Last night, as I often do these days, I made music with friends: joyous, upbeat, swinging, infectious gypsy jazz. I’d spent the day engaged in the tasks at hand, working, chatting, laughing, always with Chris on my mind. I kept snatching glimpses at his photos, marveling at his handsome and impish mug, trying to picture him six years on. I kept wondering what he might think of me now — a little older, my hair a little whiter and longer, my language a little more profane. I kept thanking God and Chris for our 20 years of marriage and the three astonishing children we brought into the world. I kept dwelling on all of his gifts — his constancy, decency, intellect, compassion, his deep and unswerving well of love.
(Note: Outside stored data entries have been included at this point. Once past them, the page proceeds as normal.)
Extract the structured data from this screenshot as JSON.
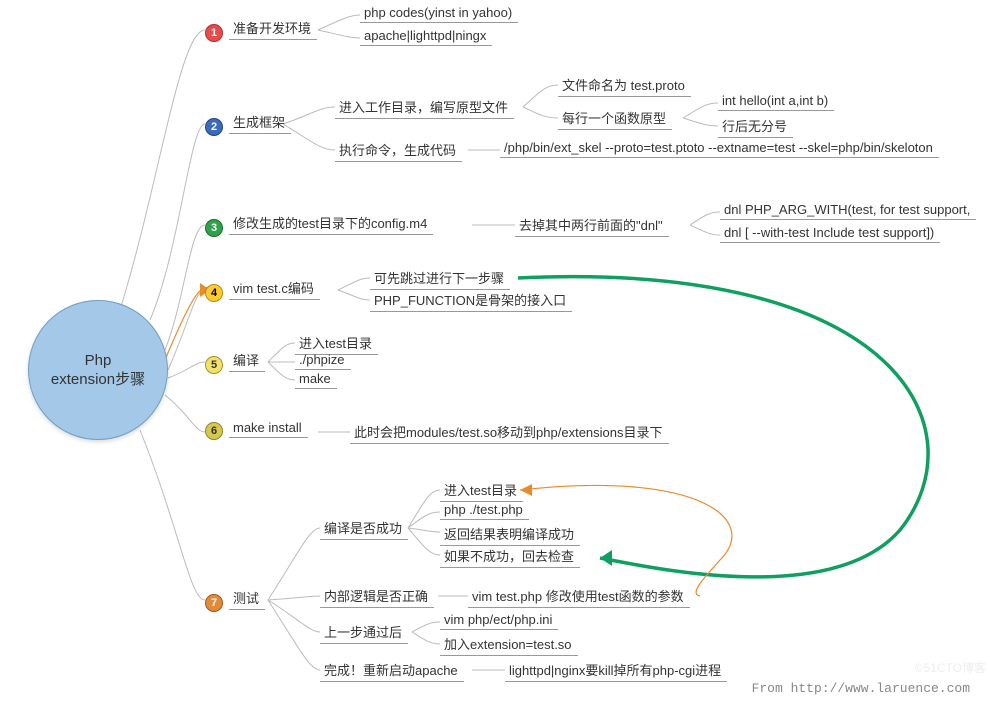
{
  "root": "Php\nextension步骤",
  "attribution": "From http://www.laruence.com",
  "watermark": "©51CTO博客",
  "steps": {
    "s1": {
      "num": "1",
      "label": "准备开发环境",
      "c": [
        "php codes(yinst in yahoo)",
        "apache|lighttpd|ningx"
      ]
    },
    "s2": {
      "num": "2",
      "label": "生成框架",
      "c1": {
        "label": "进入工作目录，编写原型文件",
        "c": [
          {
            "label": "文件命名为 test.proto"
          },
          {
            "label": "每行一个函数原型",
            "c": [
              "int hello(int a,int b)",
              "行后无分号"
            ]
          }
        ]
      },
      "c2": {
        "label": "执行命令，生成代码",
        "c": [
          "/php/bin/ext_skel --proto=test.ptoto --extname=test --skel=php/bin/skeloton"
        ]
      }
    },
    "s3": {
      "num": "3",
      "label": "修改生成的test目录下的config.m4",
      "c": [
        {
          "label": "去掉其中两行前面的\"dnl\"",
          "c": [
            "dnl PHP_ARG_WITH(test, for test support,",
            "dnl [  --with-test            Include test support])"
          ]
        }
      ]
    },
    "s4": {
      "num": "4",
      "label": "vim test.c编码",
      "c": [
        "可先跳过进行下一步骤",
        "PHP_FUNCTION是骨架的接入口"
      ]
    },
    "s5": {
      "num": "5",
      "label": "编译",
      "c": [
        "进入test目录",
        "./phpize",
        "make"
      ]
    },
    "s6": {
      "num": "6",
      "label": "make install",
      "c": [
        "此时会把modules/test.so移动到php/extensions目录下"
      ]
    },
    "s7": {
      "num": "7",
      "label": "测试",
      "c1": {
        "label": "编译是否成功",
        "c": [
          "进入test目录",
          "php ./test.php",
          "返回结果表明编译成功",
          "如果不成功，回去检查"
        ]
      },
      "c2": {
        "label": "内部逻辑是否正确",
        "c": [
          "vim test.php 修改使用test函数的参数"
        ]
      },
      "c3": {
        "label": "上一步通过后",
        "c": [
          "vim php/ect/php.ini",
          "加入extension=test.so"
        ]
      },
      "c4": {
        "label": "完成！重新启动apache",
        "c": [
          "lighttpd|nginx要kill掉所有php-cgi进程"
        ]
      }
    }
  }
}
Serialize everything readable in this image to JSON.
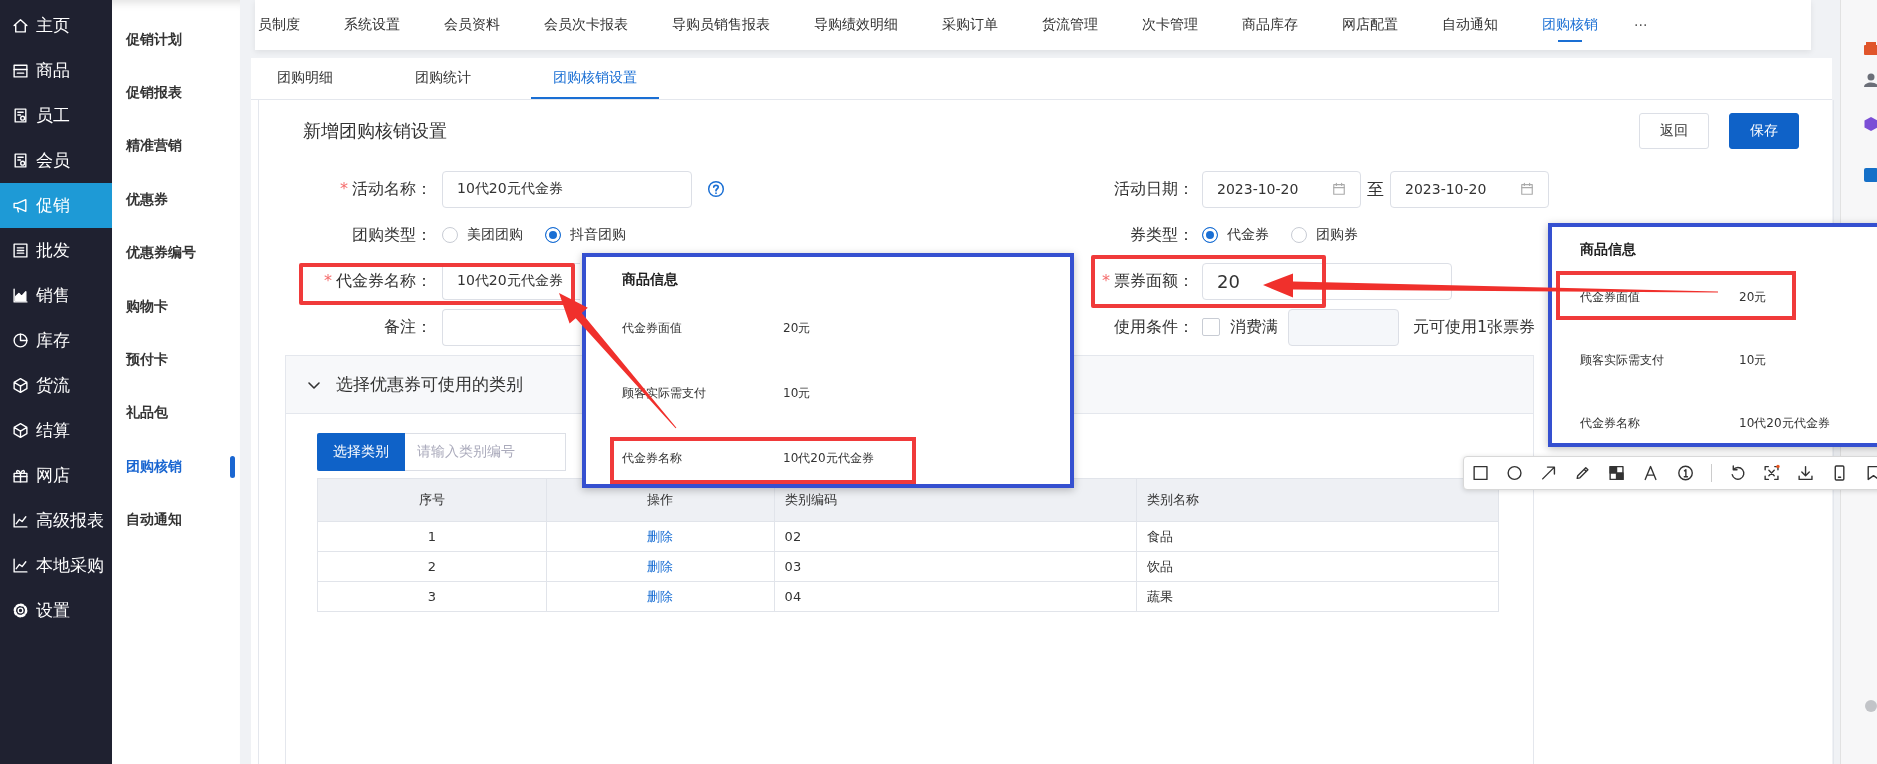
{
  "nav": {
    "items": [
      {
        "label": "主页",
        "selected": false
      },
      {
        "label": "商品",
        "selected": false
      },
      {
        "label": "员工",
        "selected": false
      },
      {
        "label": "会员",
        "selected": false
      },
      {
        "label": "促销",
        "selected": true
      },
      {
        "label": "批发",
        "selected": false
      },
      {
        "label": "销售",
        "selected": false
      },
      {
        "label": "库存",
        "selected": false
      },
      {
        "label": "货流",
        "selected": false
      },
      {
        "label": "结算",
        "selected": false
      },
      {
        "label": "网店",
        "selected": false
      },
      {
        "label": "高级报表",
        "selected": false
      },
      {
        "label": "本地采购",
        "selected": false
      },
      {
        "label": "设置",
        "selected": false
      }
    ]
  },
  "subnav": {
    "items": [
      {
        "label": "促销计划",
        "selected": false
      },
      {
        "label": "促销报表",
        "selected": false
      },
      {
        "label": "精准营销",
        "selected": false
      },
      {
        "label": "优惠券",
        "selected": false
      },
      {
        "label": "优惠券编号",
        "selected": false
      },
      {
        "label": "购物卡",
        "selected": false
      },
      {
        "label": "预付卡",
        "selected": false
      },
      {
        "label": "礼品包",
        "selected": false
      },
      {
        "label": "团购核销",
        "selected": true
      },
      {
        "label": "自动通知",
        "selected": false
      }
    ]
  },
  "top_tabs": {
    "items": [
      {
        "label": "员制度",
        "selected": false
      },
      {
        "label": "系统设置",
        "selected": false
      },
      {
        "label": "会员资料",
        "selected": false
      },
      {
        "label": "会员次卡报表",
        "selected": false
      },
      {
        "label": "导购员销售报表",
        "selected": false
      },
      {
        "label": "导购绩效明细",
        "selected": false
      },
      {
        "label": "采购订单",
        "selected": false
      },
      {
        "label": "货流管理",
        "selected": false
      },
      {
        "label": "次卡管理",
        "selected": false
      },
      {
        "label": "商品库存",
        "selected": false
      },
      {
        "label": "网店配置",
        "selected": false
      },
      {
        "label": "自动通知",
        "selected": false
      },
      {
        "label": "团购核销",
        "selected": true
      }
    ],
    "more": "···"
  },
  "sub_tabs": [
    {
      "label": "团购明细",
      "selected": false
    },
    {
      "label": "团购统计",
      "selected": false
    },
    {
      "label": "团购核销设置",
      "selected": true
    }
  ],
  "page": {
    "title": "新增团购核销设置",
    "buttons": [
      {
        "label": "返回",
        "kind": "default"
      },
      {
        "label": "保存",
        "kind": "primary"
      }
    ]
  },
  "form": {
    "activity_name": {
      "required_mark": "*",
      "label": "活动名称：",
      "value": "10代20元代金券"
    },
    "activity_date": {
      "label": "活动日期：",
      "start": "2023-10-20",
      "separator": "至",
      "end": "2023-10-20"
    },
    "group_type": {
      "label": "团购类型：",
      "options": [
        {
          "label": "美团团购",
          "selected": false
        },
        {
          "label": "抖音团购",
          "selected": true
        }
      ]
    },
    "coupon_type": {
      "label": "券类型：",
      "options": [
        {
          "label": "代金券",
          "selected": true
        },
        {
          "label": "团购券",
          "selected": false
        }
      ]
    },
    "coupon_name": {
      "required_mark": "*",
      "label": "代金券名称：",
      "value": "10代20元代金券",
      "highlighted": true
    },
    "face_value": {
      "required_mark": "*",
      "label": "票券面额：",
      "value": "20",
      "highlighted": true
    },
    "remark": {
      "label": "备注："
    },
    "use_condition": {
      "label": "使用条件：",
      "checkbox": {
        "label": "消费满",
        "checked": false
      },
      "suffix": "元可使用1张票券"
    }
  },
  "category_section": {
    "title": "选择优惠券可使用的类别",
    "expanded": true,
    "button": "选择类别",
    "search_placeholder": "请输入类别编号",
    "table": {
      "columns": [
        "序号",
        "操作",
        "类别编码",
        "类别名称"
      ],
      "rows": [
        {
          "index": "1",
          "action": "删除",
          "code": "02",
          "name": "食品"
        },
        {
          "index": "2",
          "action": "删除",
          "code": "03",
          "name": "饮品"
        },
        {
          "index": "3",
          "action": "删除",
          "code": "04",
          "name": "蔬果"
        }
      ]
    }
  },
  "pasted_screenshots": [
    {
      "title": "商品信息",
      "rows": [
        {
          "label": "代金券面值",
          "value": "20元",
          "highlighted": false
        },
        {
          "label": "顾客实际需支付",
          "value": "10元",
          "highlighted": false
        },
        {
          "label": "代金券名称",
          "value": "10代20元代金券",
          "highlighted": true
        }
      ]
    },
    {
      "title": "商品信息",
      "rows": [
        {
          "label": "代金券面值",
          "value": "20元",
          "highlighted": true
        },
        {
          "label": "顾客实际需支付",
          "value": "10元",
          "highlighted": false
        },
        {
          "label": "代金券名称",
          "value": "10代20元代金券",
          "highlighted": false
        }
      ]
    }
  ]
}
And I kept thinking, well, what if he’d never been born? Impossible to imagine.
And then, sawing away at my violin with my buddies, I pictured him there. Listen to this awesome music, I told him. Look at these awesome friends of mine. I’d become obsessed with jazz after his suicide. Took up lessons. Started playing gypsy swing two years ago. All of this happened without him. None of it might have happened had he not died, a head-exploding conundrum I won’t ever unpack, but it’s true. And as I made music last night, the joy of the moment and the memory of Chris twined into one continuous, light-dark, life-death, love-loss, yin-yang cause for gratitude. I was living, and he was gone, but that didn’t make the present any less miraculous. To the contrary: more so.
At the end of the night, as I loosened my bow and packed up my fiddle, I felt at peace. And I thought: Life is huge. Happy Birthday, honey.